Pour souligner son départ après avoir passé les vingt-cinq dernières années à la tête de l’orchestre de San Francisco, le chef d’orchestre et fin pédagogue qu’est Michael Tilson Thomas revêt son habit de compositeur sur un disque unique. Les deux œuvres qui y sont présentées, sa première et sa plus récente, prennent la forme d’un récit à la fois universel et personnel exprimant dans une esthétique musicale variée ce que l’humanité a fait de pire tout en laissant transparaître un élan d’espoir et d’optimisme pour le futur.
Créée en 1990 mais jamais endisquée, From the Diary of Anne Frank, première œuvre de la discographie de Tilson Thomas, était une idée de l’actrice Audrey Hepburn qui en assurait la narration. Divisées en quatre parties, ces variations symphoniques qui utilisent des passages du journal intime de la jeune Allemande Anne Frank présentent un portrait poignant de l’évolution de l’emprise du nazisme et de la Seconde Guerre mondiale. La musique, à la fois idiomatique et expressive qui accompagne le récit raconté avec sensibilité par la mezzo-soprano Isabel Leonard, évolue suivant les paroles saisissantes et troublantes laissées par Anne Frank.

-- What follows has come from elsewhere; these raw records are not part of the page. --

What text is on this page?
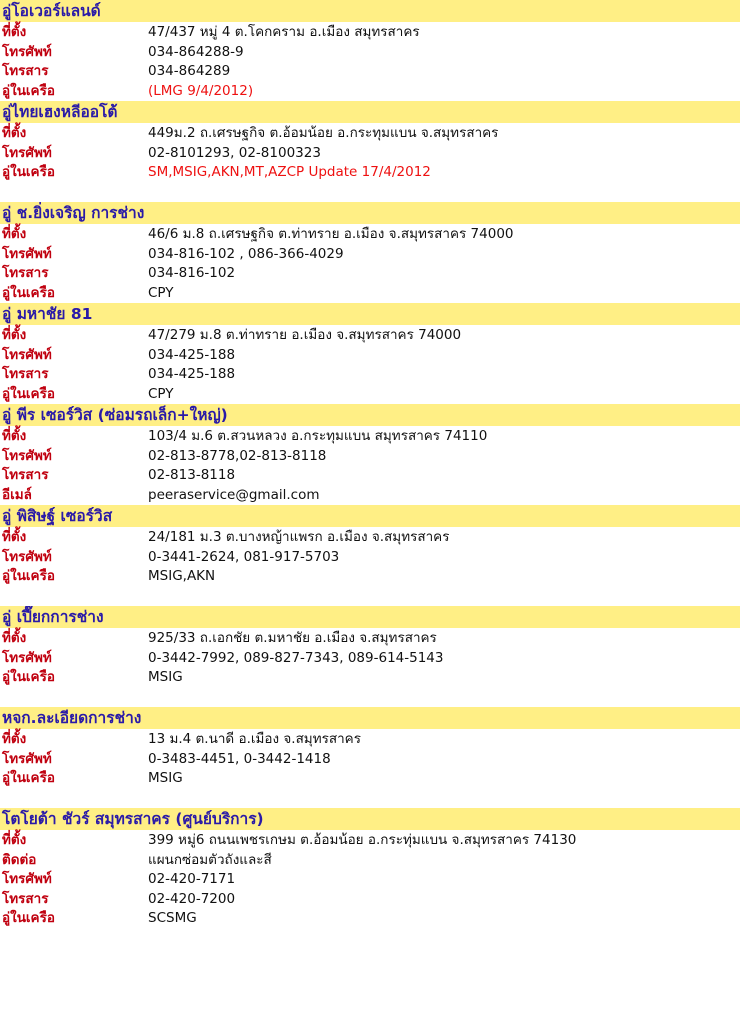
อู่โอเวอร์แลนด์
ที่ตั้ง	47/437 หมู่ 4 ต.โคกคราม อ.เมือง สมุทรสาคร
โทรศัพท์	034-864288-9
โทรสาร	034-864289
อู่ในเครือ	(LMG 9/4/2012)
อู่ไทยเฮงหลีออโต้
ที่ตั้ง	449ม.2 ถ.เศรษฐกิจ ต.อ้อมน้อย อ.กระทุมแบน จ.สมุทรสาคร
โทรศัพท์	02-8101293, 02-8100323
อู่ในเครือ	SM,MSIG,AKN,MT,AZCP Update 17/4/2012
อู่ ช.ยิ่งเจริญ การช่าง
ที่ตั้ง	46/6 ม.8 ถ.เศรษฐกิจ ต.ท่าทราย อ.เมือง จ.สมุทรสาคร 74000
โทรศัพท์	034-816-102 , 086-366-4029
โทรสาร	034-816-102
อู่ในเครือ	CPY
อู่ มหาชัย 81
ที่ตั้ง	47/279 ม.8 ต.ท่าทราย อ.เมือง จ.สมุทรสาคร 74000
โทรศัพท์	034-425-188
โทรสาร	034-425-188
อู่ในเครือ	CPY
อู่ พีร เซอร์วิส (ซ่อมรถเล็ก+ใหญ่)
ที่ตั้ง	103/4 ม.6 ต.สวนหลวง อ.กระทุมแบน สมุทรสาคร 74110
โทรศัพท์	02-813-8778,02-813-8118
โทรสาร	02-813-8118
อีเมล์	peeraservice@gmail.com
อู่ พิสิษฐ์ เซอร์วิส
ที่ตั้ง	24/181 ม.3 ต.บางหญ้าแพรก อ.เมือง จ.สมุทรสาคร
โทรศัพท์	0-3441-2624, 081-917-5703
อู่ในเครือ	MSIG,AKN
อู่ เปี๊ยกการช่าง
ที่ตั้ง	925/33 ถ.เอกชัย ต.มหาชัย อ.เมือง จ.สมุทรสาคร
โทรศัพท์	0-3442-7992, 089-827-7343, 089-614-5143
อู่ในเครือ	MSIG
หจก.ละเอียดการช่าง
ที่ตั้ง	13 ม.4 ต.นาดี อ.เมือง จ.สมุทรสาคร
โทรศัพท์	0-3483-4451, 0-3442-1418
อู่ในเครือ	MSIG
โตโยต้า ชัวร์ สมุทรสาคร (ศูนย์บริการ)
ที่ตั้ง	399 หมู่6 ถนนเพชรเกษม ต.อ้อมน้อย อ.กระทุ่มแบน จ.สมุทรสาคร 74130
ติดต่อ	แผนกซ่อมตัวถังและสี
โทรศัพท์	02-420-7171
โทรสาร	02-420-7200
อู่ในเครือ	SCSMG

Un peu comme un contrepoids à la première œuvre, les méditations musicales sur des poèmes de Rainer Maria Rilke sont le reflet du parcours de Tilson Thomas qu’il traduit avec une palette musicale aussi éclatée que sa personnalité. En quelques instants, on passe d’un passage pianistique de style honky tonk (Herbsttag) à un lyrisme schubertien et coplandien (Immer wieder), puis à un duo utilisant un langage expressif rappelant par moments le sprechgesang (Imaginärer Lebenslauf). Soulignons à ce titre la brillante et sensible interprétation que livrent les deux chanteurs de cette œuvre, le baryton Ryan McKinny et la mezzo-soprano Saha Cooke.